Hükümetleri onlar adına insansız hava araçları savaşı başlatmışken Amerikan halkının büyük ölçüde başka tarafa baktığı bir bağlamda, Code Pink’in büyük ses getiren protestoları meselenin canlı kalmasını sağladı. Örgütün 2012 ve 2013 zirveleri Washington’da insansız hava aracı savaşı hakkında aleni tartışmaların yapıldığı ve yabancı kurbanların seslerinin duyulduğu birkaç mekandan biri oldu.

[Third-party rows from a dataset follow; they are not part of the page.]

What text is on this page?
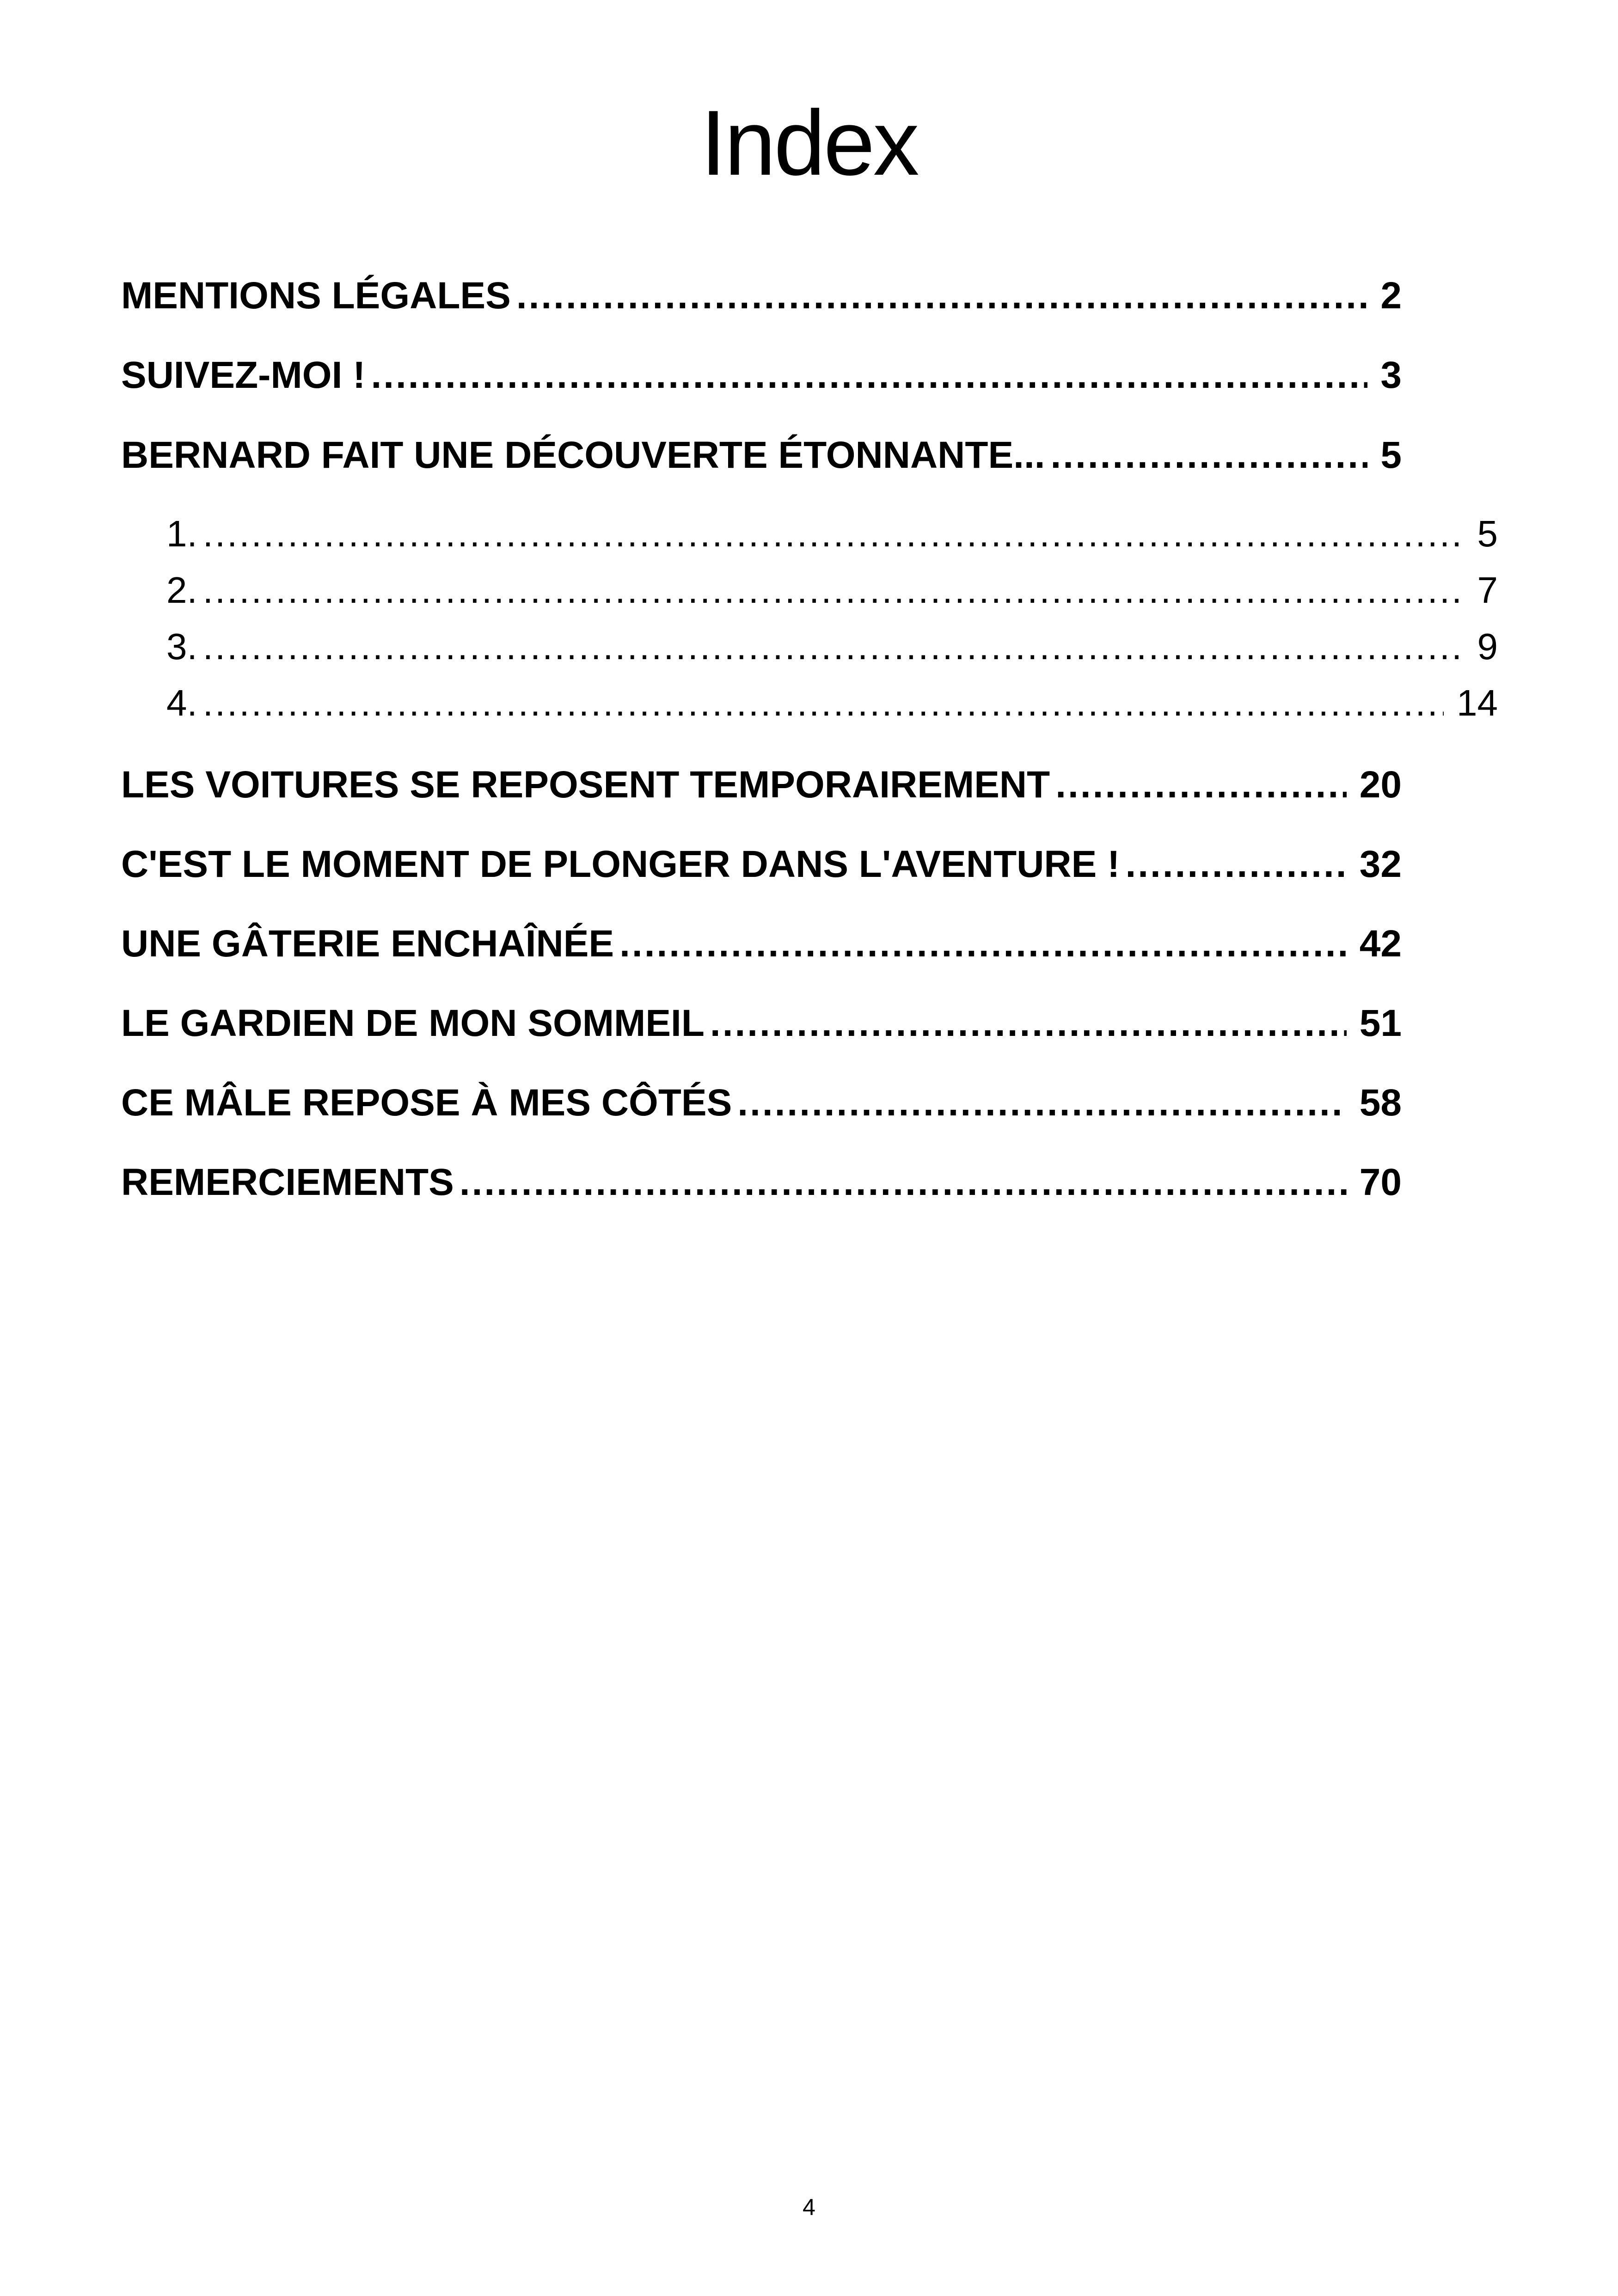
Index
MENTIONS LÉGALES .....	2
SUIVEZ-MOI ! .....	3
BERNARD FAIT UNE DÉCOUVERTE ÉTONNANTE... .....	5
1. .....	5
2. .....	7
3. .....	9
4. .....	14
LES VOITURES SE REPOSENT TEMPORAIREMENT .....	20
C'EST LE MOMENT DE PLONGER DANS L'AVENTURE ! .....	32
UNE GÂTERIE ENCHAÎNÉE .....	42
LE GARDIEN DE MON SOMMEIL .....	51
CE MÂLE REPOSE À MES CÔTÉS .....	58
REMERCIEMENTS .....	70
4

Kasım İHA Zirvesi’nde Code Pink dinleyicileri, insansız hava araçlarına karşı Code Pink tarafından tercih edilen antiemperyalist duruş yerine muhafazakar ilkeler zaviyesinden konuştuğu zaman nahoş bir şekilde emekli ABD Hava Kuvvetleri albayı Morris Davis’e -Guantanamo’daki kovuşturmalarakatılmak yerine istifa eden cesur subay- kulak verdiler.

Şimdi bu meseleyi ele alıp soğuk savaştaki silahlanma yarışına denk olan insansız hava araçlarından kurtulmanın bir yolunu bulmak üzere daha fazla uzmanlar, fikir üreticileri, vatandaş grupları ve siyasi liderlere acil ihtiyaç var. Bunun alternatifi, eğer biz mevcut yolda ilerleyeceksek, makinelerin kendi inisiyatifleriyle insanları öldürmesinin normal kabul edildiği bir dünyadır. Bu, hükümetlerin kendi vatandaşlarını aralıksız olarak havadan gözetim altında tuttuğu ve yargılamaksızın göklerden infaz edilecek ölüm listeleri oluşturduğu, vatandaşların da sürekli insansız hava araçları tarafından saldırılmaya hazır vaziyette beklediği bir yerdir.